Section6.5More complicated cases

Solving linear congruences is a completely solved problem (up to computer power). Usually one does not cover all cases in an introductory course, but in the following optional subsections we will introduce you to them, though not with all details.

Subsection6.5.1Moduli which are not coprime

Let's go back to the interact from before. What happens if I let the \(n_i\) NOT be relatively prime? Try some moduli which are not pairwise coprime.

The answer Qin discovered for getting CRT answers in this situation is that an answer exists as long as \(gcd(n_i,n_j)\) divides \(a_i-a_j\) for all \(i\) and \(j\). Lebèsgue was the first to rediscover this in the modern era, in 1859.

Subsection6.5.2Moduli which are prime powers

We already know the criterion for being able to solve a single linear congruence. Nonetheless, the CRT and its consequences force us to reconsider the case that comes up most naturally when trying to get coprime moduli. This is the prime power case. For instance, to solve a bunch of congruences \[x\equiv a_j\text{ mod }(n_j)\] we can start by solving congruences \[x\equiv a_j\text{ mod }(p^e)\] where \(p^e\) divides \(n_j\).

This is best approached via an extended example.

Example6.5.1Prime Power Congruences

Let \(f(x)=2x-3\). The only solution of \(2x\equiv 3\) mod (5) is clear - it is \(x=[4]\). How might we get solutions mod \((25)\) from this? Here are some steps.

  • Any solution of \(2x\equiv 3\) mod (\(5^2\)) is also a solution of \(2x\equiv 3\) mod (5).
  • So \(x\equiv 4+5k\) mod (25) for some \(k\), since \([4]=\{4+5k|k\in\mathbb{Z}\}\).
  • Plugging this in the congruence yields \[2x\equiv 2(4+5k)\equiv 2\cdot 4+2\cdot 5k\equiv 3\text{ mod (25),}\] or, rearranging (but keeping everything unmultiplied), \[3-2\cdot 4\equiv 2\cdot 5k\text{ mod }(5^2)\, .\]
  • Now, we know that \(5\mid 3-2\cdot 4\), because we already know that \(3\equiv 2\cdot 4\) mod (5) solved our original congruence. So we can cancel out \(5\) from the entire congruence to get that \[\frac{3-2\cdot 4}{5}\equiv 2k\text{ mod (5)}\; .\]
  • This simplifies to \(-1\equiv 2k\) mod (5), which has solution \(k\equiv 2\) mod (5).
  • Hence, using this \(k\) and plugging it back in to get a solution to \(2x\equiv 3\) mod (\(5^2\)), we get \[4+5k=4+5\cdot 2=14\text{ mod }(5^2)\] as the solution.
  • And indeed \(2\cdot 14=28\equiv 3\) mod (\(25\)).
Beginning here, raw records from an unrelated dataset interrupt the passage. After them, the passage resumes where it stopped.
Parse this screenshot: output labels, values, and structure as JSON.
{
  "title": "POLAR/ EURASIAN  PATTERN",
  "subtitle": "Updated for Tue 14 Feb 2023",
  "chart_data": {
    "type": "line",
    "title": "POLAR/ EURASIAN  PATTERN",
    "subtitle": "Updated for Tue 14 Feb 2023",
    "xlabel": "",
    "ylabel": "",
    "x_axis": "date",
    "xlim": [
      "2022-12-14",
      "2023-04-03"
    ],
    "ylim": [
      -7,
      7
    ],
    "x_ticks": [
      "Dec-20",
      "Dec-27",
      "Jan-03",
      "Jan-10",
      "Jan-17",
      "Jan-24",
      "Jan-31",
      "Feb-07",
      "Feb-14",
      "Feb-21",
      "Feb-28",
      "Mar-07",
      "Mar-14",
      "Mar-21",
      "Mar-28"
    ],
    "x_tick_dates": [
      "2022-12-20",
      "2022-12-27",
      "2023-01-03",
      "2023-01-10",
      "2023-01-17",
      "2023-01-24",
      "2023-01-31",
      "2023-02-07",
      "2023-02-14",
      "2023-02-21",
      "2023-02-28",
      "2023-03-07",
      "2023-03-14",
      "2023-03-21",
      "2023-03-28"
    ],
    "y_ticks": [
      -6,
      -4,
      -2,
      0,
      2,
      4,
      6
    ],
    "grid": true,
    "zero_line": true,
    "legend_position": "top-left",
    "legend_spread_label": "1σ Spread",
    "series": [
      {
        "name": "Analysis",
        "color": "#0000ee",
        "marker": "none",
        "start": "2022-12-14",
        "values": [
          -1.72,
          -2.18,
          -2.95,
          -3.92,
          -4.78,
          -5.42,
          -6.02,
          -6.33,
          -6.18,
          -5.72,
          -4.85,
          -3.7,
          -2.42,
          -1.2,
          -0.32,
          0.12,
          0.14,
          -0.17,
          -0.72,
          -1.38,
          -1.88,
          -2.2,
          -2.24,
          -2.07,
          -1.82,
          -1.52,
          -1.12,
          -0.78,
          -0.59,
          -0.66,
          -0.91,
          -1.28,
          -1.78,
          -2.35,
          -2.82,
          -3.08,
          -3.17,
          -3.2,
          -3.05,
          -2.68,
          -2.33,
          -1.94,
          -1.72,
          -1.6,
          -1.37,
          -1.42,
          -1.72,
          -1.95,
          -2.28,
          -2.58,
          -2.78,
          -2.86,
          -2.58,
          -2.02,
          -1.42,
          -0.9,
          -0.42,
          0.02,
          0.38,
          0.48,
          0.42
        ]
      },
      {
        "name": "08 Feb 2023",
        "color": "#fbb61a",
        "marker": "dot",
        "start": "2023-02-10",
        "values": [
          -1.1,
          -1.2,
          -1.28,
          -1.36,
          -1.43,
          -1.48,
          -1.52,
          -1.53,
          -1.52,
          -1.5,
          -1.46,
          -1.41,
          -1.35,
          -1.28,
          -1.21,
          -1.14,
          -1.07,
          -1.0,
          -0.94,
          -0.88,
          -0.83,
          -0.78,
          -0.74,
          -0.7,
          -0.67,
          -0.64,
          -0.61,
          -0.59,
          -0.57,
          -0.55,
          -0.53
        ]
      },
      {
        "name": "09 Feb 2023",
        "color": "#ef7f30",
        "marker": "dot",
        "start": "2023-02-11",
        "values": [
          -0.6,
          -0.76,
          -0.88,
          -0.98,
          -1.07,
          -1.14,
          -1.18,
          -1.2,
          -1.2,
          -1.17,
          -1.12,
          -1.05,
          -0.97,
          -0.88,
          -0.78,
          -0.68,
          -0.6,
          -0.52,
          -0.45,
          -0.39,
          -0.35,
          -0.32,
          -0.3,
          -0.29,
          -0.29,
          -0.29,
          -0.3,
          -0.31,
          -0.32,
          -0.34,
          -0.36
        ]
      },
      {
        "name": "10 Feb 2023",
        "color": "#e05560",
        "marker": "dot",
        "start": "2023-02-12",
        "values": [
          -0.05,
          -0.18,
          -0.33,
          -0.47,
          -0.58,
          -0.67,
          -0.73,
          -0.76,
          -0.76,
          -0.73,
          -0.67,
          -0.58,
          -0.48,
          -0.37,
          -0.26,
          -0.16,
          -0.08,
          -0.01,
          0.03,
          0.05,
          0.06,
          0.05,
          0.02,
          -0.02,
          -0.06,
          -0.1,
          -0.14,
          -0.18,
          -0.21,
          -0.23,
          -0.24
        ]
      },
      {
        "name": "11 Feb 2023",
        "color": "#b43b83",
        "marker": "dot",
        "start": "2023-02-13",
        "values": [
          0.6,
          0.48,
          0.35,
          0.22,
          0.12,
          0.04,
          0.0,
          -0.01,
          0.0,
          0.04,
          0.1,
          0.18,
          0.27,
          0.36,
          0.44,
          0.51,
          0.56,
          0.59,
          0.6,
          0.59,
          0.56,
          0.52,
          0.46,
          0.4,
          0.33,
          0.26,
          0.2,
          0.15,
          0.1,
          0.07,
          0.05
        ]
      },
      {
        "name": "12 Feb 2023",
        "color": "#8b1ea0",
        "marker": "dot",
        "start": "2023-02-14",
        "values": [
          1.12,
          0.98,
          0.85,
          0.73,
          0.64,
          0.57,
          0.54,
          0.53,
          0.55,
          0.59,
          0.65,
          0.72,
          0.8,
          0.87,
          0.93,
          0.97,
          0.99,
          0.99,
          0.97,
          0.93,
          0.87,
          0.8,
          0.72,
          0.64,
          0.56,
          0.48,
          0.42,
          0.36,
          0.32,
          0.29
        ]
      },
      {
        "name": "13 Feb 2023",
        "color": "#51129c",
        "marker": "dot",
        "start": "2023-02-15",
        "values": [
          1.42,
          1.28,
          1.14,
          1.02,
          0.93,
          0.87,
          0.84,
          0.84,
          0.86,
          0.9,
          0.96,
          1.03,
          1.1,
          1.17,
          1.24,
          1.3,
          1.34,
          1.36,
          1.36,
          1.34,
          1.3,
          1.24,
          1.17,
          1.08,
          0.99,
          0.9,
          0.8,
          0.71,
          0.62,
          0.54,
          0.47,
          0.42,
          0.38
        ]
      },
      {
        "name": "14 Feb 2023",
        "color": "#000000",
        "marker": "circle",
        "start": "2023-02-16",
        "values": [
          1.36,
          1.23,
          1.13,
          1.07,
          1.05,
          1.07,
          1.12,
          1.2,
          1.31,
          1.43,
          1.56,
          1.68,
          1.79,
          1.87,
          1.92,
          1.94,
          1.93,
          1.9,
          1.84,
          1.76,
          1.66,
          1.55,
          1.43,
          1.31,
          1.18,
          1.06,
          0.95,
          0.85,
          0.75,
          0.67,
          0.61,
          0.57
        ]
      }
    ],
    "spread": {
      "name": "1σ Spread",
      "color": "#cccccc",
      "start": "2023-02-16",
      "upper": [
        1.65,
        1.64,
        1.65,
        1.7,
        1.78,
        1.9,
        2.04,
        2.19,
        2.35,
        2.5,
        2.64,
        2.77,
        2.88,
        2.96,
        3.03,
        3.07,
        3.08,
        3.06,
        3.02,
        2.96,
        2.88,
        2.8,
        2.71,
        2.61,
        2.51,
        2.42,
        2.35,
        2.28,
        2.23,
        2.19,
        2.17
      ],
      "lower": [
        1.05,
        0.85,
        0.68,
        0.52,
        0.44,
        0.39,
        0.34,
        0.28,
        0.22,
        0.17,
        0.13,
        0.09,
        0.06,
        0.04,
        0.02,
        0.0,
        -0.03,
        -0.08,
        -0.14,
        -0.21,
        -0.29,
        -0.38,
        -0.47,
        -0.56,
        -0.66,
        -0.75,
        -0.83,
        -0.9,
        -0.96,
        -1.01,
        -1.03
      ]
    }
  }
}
Now, that was a lot. Let's do it all again, more tersely, to get a solution module \(5^3=125\).

  • I already know that \([14]\) is the solution to \(2x\equiv 3\) mod (\(5^2\)).
  • That means that a solution to \(2x\equiv 3\) mod (\(5^3\)) must look like \(14+5^2 k\).
  • Plugging this in gives me \(2(14+5^2 k)\equiv 3\) mod (\(5^3\)), which rearranges to \[2\cdot 5^2 k \equiv 3-2\cdot 14\text{ mod }(5^3)\; .\]
  • Since we know that \(14\) solves \(2x\equiv 3\) mod (\(5^2\)), that means (by definition of congruence) that \[5^2|3-2\cdot 14\; ,\] so we can divide "all three sides" of the last congruence by \(5^2\).
  • This yields \[2k\equiv \frac{3-2\cdot 14}{5^2}\equiv \frac{-25}{5^2}\equiv -1\text{ mod }(5)\; .\]
  • Solving this yields, of course, \(k\equiv 2\) mod (5), so \[x\equiv 14+5^2 \cdot 2\equiv 64\text{ mod }(125)\; ,\] and indeed \(2\cdot 64=128\equiv 3\) mod (125) works.

You can do this as often as you like, and (properly interpreted) it will yield all solutions of your congruence modulo \(p^e\), one step at a time.